Imma tataranni knackt 23,8 % marktanteil und jagt mörder-anwalt
Rai 1 zündet den nächsten Turbo-Abend: Um 21.30 Uhr jagt Vanessa Scalera als Staatsanwältin Imma Tataranni einen Star-Anwalt, der kurz vor seinem Tod seine eigene Tochter verlor – und liefert damit die dritte Episode der fünften Staffel, die zuletzt 4,07 Millionen Italiener vor dem Bildschirm festnagelte.
Der fall pignatelli zerreißt zwischen karriere und liebe
Marco Pignatelli, einmal gefeiertter Strafverteidiger, liegt in seiner Villa bei Milano mit durchtrennter Kehle. Kein Einbruch, keine Fingerabdrücke. Ein perfekter Mord, aber warum wurde die Leiche in einem Kleidchen seiner tochter aufgefunden? Imma spürt, dass der Anwalt ein zweites Leben führte – und dass ihre eigene Karriere als Chefanklägerin an diesem Abend enden oder beginnen könnte.
Parallel schlägt Mike, der neue forensische Leiter, ein letztes Mal an. Seine Kündigung liegt unterschrieben auf dem Schreibtisch, doch zwischen ihm und Imma knistert es so laut, dass selbst der pathologische Assistent den Blick abwendet. Die Ermittlerin muss wählen: Amtsdisziplin oder Herz.
Das Script basiert lose auf dem Roman „L’estate dei segreti“ von Mariolina Venezia, doch die Serie verlässt sich nicht auf literarische Zitate. Stattdessen setzt Regisseur Michele Soavi auf handfeste Kalabresenküche: eine Autobahnraststätte, ein vergessenes Handy in einem Hamburger-Pappbecher und eine WhatsApp-Sprachnachricht, die erst beim dritten Anhören offenbart, dass der Mörder Akzent hat.

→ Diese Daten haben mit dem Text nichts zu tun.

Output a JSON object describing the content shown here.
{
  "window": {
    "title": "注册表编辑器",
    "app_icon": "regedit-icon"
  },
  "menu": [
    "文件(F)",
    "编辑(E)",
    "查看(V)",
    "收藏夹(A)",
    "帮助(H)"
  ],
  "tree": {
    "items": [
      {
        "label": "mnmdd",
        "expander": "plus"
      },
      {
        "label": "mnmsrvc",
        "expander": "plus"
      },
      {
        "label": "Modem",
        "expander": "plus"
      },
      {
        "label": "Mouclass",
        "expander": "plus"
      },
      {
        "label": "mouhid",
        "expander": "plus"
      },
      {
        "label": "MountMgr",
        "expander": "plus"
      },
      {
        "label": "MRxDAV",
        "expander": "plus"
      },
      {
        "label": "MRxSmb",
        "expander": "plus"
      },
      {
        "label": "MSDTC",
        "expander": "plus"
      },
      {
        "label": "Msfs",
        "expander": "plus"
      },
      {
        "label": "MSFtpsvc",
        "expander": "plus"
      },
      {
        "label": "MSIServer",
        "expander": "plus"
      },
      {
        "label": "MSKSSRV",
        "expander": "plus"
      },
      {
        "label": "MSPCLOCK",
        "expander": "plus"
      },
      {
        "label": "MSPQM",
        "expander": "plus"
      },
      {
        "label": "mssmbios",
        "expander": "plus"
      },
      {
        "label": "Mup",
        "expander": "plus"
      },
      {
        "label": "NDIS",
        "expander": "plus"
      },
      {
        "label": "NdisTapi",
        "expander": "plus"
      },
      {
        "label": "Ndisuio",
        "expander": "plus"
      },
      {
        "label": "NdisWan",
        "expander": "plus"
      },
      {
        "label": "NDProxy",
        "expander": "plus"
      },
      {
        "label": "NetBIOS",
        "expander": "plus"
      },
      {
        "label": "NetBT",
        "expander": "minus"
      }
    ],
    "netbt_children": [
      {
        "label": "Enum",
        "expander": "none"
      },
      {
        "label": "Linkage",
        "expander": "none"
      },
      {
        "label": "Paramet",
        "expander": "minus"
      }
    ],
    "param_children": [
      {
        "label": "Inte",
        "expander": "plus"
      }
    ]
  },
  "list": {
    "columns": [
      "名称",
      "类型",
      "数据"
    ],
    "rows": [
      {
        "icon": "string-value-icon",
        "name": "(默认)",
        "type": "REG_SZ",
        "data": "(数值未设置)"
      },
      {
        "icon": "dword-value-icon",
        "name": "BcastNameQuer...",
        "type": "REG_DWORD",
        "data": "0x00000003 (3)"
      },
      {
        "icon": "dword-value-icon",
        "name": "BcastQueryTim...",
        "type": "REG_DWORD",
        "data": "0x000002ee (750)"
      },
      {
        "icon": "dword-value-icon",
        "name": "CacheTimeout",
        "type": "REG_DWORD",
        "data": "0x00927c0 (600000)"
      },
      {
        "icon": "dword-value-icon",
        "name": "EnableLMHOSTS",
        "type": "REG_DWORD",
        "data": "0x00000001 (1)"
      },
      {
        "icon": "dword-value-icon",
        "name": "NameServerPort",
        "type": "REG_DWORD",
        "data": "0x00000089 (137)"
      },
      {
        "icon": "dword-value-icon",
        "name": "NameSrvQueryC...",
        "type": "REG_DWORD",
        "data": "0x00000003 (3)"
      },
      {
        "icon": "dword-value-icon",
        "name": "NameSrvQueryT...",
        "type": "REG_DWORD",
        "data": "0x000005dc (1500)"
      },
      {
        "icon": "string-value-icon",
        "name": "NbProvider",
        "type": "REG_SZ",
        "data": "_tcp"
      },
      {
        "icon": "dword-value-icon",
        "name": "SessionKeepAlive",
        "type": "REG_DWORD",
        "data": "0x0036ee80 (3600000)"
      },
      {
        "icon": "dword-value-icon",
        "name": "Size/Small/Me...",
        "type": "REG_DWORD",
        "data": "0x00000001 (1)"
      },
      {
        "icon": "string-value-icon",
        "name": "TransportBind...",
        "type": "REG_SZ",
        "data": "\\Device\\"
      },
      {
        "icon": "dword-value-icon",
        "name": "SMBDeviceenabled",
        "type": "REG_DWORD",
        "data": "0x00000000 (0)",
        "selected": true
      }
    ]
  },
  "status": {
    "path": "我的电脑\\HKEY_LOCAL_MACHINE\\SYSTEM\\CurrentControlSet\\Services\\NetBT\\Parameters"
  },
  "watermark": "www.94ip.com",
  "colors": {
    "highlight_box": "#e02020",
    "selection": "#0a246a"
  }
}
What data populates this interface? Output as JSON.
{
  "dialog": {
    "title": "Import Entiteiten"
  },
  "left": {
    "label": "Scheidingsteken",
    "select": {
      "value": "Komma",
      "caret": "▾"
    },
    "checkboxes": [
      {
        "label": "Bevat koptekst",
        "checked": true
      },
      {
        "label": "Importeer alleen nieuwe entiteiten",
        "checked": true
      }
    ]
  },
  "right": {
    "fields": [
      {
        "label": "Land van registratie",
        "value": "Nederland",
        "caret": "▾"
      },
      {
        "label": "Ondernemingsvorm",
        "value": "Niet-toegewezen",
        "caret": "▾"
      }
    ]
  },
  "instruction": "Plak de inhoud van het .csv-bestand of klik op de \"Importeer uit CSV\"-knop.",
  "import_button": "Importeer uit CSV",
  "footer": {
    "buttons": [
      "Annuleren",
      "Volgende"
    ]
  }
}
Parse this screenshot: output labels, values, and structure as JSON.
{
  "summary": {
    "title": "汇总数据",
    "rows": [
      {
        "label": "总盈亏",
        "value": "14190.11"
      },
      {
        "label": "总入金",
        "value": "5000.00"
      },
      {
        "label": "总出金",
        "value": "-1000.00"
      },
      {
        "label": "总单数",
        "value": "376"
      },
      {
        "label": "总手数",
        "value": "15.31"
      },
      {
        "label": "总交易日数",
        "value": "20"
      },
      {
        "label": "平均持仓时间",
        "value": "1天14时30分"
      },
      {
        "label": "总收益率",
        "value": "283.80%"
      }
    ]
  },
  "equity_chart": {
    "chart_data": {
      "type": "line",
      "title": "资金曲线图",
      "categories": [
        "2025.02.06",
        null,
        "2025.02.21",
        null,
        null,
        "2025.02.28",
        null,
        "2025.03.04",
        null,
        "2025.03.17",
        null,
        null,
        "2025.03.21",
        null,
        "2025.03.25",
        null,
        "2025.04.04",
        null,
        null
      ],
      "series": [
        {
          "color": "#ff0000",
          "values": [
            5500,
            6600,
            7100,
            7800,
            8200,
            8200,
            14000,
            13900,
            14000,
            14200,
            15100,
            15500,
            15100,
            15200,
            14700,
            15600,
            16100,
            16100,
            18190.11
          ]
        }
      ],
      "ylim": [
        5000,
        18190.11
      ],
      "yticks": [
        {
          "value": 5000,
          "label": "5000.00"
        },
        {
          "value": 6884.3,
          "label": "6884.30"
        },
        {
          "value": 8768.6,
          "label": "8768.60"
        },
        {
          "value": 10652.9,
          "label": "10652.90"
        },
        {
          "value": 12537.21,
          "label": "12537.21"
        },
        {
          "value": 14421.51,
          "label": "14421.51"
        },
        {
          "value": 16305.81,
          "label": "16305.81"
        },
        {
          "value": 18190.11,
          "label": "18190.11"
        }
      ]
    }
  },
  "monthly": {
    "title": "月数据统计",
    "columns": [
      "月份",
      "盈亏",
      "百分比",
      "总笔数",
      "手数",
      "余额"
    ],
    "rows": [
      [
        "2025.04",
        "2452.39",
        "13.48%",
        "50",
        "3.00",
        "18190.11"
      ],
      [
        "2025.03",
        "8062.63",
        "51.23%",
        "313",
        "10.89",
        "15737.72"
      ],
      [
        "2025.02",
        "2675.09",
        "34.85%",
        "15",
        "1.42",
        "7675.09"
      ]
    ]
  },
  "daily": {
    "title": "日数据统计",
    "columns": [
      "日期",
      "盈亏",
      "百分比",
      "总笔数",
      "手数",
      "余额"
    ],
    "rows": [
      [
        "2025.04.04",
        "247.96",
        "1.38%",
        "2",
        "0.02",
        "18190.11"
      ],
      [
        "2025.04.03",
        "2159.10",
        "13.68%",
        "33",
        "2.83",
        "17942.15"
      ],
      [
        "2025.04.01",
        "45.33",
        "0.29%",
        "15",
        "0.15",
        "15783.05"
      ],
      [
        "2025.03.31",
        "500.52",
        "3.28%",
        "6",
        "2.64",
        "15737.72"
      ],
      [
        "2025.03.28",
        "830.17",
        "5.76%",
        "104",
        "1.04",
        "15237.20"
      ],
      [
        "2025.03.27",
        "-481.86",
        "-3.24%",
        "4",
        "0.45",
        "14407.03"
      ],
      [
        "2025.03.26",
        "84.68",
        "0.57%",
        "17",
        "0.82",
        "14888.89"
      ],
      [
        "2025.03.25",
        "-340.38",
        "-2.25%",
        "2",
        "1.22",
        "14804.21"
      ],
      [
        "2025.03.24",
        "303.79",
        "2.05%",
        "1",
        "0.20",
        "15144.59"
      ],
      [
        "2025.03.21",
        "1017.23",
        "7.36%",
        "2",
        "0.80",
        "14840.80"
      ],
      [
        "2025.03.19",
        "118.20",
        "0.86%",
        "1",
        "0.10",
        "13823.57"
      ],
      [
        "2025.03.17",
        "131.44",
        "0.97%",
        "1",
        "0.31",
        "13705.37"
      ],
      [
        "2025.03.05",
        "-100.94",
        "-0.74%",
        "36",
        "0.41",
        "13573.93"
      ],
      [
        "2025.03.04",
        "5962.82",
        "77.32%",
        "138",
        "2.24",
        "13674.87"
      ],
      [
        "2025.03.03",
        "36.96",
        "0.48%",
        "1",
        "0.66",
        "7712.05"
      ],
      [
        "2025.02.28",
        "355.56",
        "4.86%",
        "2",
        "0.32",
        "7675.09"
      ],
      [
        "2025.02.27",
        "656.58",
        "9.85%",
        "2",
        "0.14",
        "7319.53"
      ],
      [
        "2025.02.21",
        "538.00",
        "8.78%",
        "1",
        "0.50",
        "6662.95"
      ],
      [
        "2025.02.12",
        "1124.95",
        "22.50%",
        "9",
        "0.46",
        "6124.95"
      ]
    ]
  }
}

Streaming-zahlen explodieren – raiplay verzeichnet 38 % zuwachs
Während die lineare Einschaltquote mit 23,8 % bereits die Premiere um 1,4 Prozentpunkte übertrumpfte, legt RaiPlay noch eins drauf: Die Abrufe der ersten beiden Episoden klettern auf 2,3 Millionen Views, plus 38 % gegenüber Vorwoche. Der Haken: Die Plattform stockt nach 21 Uhr die Serverkapazitäten auf, weil sonst die Seite zusammenbricht – ein Luxusproblem, das sich Netflix in Italien nur erträumen kann.
Für Vanessa Scalera ist die Rolle inzwischen ein second skin. Sie trainierte für die neue Staffel mit echten Staatsanwälten in Catanzaro und übernahm deren Körpersprache: schulterhohes Jackett, keine Hände in den Taschen, Blickkontakt bis zur Unbequemlichkeit. Das Resultat: eine Protagonistin, die selbst beim Telefonat mit ihrer Mutter wie ein Verhör klingt.
Die fünfte Staffel endet nächste Woche mit einer doppelten Zeitrechnung: Imma löst den Mord, aber die letzte Einstellung zeigt sie vor dem Palazzo di Giustizia, wo ihre Ernennung als Chefanklägerin verkündet wird – oder eben nicht. Drehbuchautorin Teresa Ciabatti hat zwei Endversionen gedreht. Welche ausgestrahlt wird, entscheidet sich erst nach der Einschaltquote von heute Nacht. Manchmal ist auch im Fernsehen alles Verhandlungssache.